子供達は、レオを見て怯え、周囲に集まりかけていた人達は、散り散りになって逃げて行った。
「グルルルルル……ガウ!」
「ひぃ! 助けてくれー!」
「魔物が、魔物がー!」
「襲われるー!」
「……あっさり逃げたな」
「そうですね。レオのおかげで、余計な戦闘は避けられた……んですかね?」
「そのようだ」
「ワフ!」
「よしよし、レオ、偉いぞー!」
レオが子供達に対して、唸り、吠えると、全身を震わせながら、子供達も逃げて行った。
周囲には、俺とエッケンハルトさんとレオ、それに未だ蹲っている少女だけが残る。
あっさりと皆が逃げて行った事に安心していると、レオがどうだと言わんばかりに得意気になっていたので、体をワシワシと撫でて褒めておく。

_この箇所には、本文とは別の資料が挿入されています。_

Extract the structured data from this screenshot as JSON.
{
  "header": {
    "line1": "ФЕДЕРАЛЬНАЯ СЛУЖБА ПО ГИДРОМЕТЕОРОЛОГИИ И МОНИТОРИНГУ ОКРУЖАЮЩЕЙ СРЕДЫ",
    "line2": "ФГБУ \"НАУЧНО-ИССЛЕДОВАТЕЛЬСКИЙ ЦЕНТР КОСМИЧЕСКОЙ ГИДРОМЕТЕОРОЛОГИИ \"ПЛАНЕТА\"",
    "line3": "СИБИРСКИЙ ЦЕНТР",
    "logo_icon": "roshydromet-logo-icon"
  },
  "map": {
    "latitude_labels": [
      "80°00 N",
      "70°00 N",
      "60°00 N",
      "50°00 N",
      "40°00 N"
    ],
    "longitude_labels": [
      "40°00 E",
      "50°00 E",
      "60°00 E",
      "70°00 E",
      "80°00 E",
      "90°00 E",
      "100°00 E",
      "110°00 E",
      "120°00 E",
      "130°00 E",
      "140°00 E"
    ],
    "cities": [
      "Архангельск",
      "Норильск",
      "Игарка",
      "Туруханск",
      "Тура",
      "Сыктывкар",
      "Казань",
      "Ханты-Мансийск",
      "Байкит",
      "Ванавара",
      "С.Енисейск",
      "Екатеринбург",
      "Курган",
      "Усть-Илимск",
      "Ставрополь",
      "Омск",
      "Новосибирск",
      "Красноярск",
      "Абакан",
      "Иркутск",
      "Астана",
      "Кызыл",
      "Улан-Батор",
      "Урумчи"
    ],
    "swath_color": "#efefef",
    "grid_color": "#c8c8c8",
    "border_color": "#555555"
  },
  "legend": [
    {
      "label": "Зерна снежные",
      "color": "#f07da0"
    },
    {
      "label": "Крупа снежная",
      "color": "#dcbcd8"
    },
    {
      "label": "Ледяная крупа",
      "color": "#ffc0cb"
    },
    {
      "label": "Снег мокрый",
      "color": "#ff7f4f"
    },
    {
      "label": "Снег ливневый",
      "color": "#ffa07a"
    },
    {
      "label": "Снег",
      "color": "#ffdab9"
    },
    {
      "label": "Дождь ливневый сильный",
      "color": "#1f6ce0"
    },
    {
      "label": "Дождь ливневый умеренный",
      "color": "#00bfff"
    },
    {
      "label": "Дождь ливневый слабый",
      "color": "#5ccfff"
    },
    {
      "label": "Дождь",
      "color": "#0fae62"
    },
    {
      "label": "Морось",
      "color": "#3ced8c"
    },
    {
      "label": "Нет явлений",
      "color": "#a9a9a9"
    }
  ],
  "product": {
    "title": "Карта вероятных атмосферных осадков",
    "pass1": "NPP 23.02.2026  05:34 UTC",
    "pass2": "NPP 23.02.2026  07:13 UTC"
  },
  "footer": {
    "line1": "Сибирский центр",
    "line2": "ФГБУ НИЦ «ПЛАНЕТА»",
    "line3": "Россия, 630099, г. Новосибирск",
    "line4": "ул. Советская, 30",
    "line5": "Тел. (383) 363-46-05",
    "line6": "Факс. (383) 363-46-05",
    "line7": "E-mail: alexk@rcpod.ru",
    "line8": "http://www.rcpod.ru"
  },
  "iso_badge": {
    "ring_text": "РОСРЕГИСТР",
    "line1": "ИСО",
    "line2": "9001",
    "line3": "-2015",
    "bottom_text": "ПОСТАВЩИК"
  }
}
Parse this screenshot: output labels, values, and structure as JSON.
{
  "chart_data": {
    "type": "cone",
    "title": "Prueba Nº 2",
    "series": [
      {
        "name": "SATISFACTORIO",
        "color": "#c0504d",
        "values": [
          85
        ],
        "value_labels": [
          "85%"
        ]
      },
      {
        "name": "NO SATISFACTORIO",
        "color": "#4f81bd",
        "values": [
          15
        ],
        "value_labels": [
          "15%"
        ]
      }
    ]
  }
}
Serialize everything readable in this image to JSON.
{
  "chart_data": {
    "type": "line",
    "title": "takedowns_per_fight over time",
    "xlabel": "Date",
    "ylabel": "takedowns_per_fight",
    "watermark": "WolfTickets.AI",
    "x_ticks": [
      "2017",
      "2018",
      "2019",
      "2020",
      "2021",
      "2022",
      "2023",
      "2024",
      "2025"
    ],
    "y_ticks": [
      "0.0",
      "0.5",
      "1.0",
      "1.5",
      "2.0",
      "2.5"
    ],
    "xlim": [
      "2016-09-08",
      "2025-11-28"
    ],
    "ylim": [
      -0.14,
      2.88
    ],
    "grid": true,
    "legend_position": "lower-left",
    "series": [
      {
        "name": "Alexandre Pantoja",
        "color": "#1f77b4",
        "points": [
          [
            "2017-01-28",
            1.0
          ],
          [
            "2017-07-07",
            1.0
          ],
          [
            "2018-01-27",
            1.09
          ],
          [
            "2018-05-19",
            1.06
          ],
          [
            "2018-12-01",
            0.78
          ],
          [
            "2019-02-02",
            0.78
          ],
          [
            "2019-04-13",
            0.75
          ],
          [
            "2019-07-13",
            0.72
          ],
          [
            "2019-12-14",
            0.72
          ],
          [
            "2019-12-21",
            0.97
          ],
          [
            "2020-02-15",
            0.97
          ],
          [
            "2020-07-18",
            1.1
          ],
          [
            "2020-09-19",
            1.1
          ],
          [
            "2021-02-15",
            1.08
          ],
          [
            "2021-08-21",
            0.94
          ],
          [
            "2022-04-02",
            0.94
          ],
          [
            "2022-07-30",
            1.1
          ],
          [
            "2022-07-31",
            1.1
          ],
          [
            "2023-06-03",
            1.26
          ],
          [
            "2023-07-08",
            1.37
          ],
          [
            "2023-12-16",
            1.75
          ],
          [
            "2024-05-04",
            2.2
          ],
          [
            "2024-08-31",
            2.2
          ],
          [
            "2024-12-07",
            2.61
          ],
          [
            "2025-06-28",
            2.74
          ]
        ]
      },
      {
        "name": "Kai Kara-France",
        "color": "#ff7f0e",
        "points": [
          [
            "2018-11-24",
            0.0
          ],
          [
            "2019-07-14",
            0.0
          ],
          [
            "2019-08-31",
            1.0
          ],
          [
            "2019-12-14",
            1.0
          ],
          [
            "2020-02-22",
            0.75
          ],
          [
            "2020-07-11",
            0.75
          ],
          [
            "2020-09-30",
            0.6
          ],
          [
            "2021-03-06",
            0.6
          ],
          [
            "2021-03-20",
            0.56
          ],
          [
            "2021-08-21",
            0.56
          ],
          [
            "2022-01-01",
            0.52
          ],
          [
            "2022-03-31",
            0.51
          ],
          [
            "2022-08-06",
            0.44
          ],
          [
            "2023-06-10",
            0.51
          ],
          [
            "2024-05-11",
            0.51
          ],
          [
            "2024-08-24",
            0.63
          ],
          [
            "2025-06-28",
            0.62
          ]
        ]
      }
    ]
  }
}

おかげで、無駄な戦闘をしなくて良くなったし、エッケンハルトさんも巻き込まなくて済んだからな。
「さて、そこの子供をどうするか……」
「……ここに置いておいても、またさっきの子供達に狙われそうですよね……」
剣を鞘にしまい、エッケンハルトさんが少女を見て呟く。
少女は、体を震わせたまま、まだ蹲っている。
レオが吠えたから、もしかするとさらに怯えさせてしまったのかもしれない。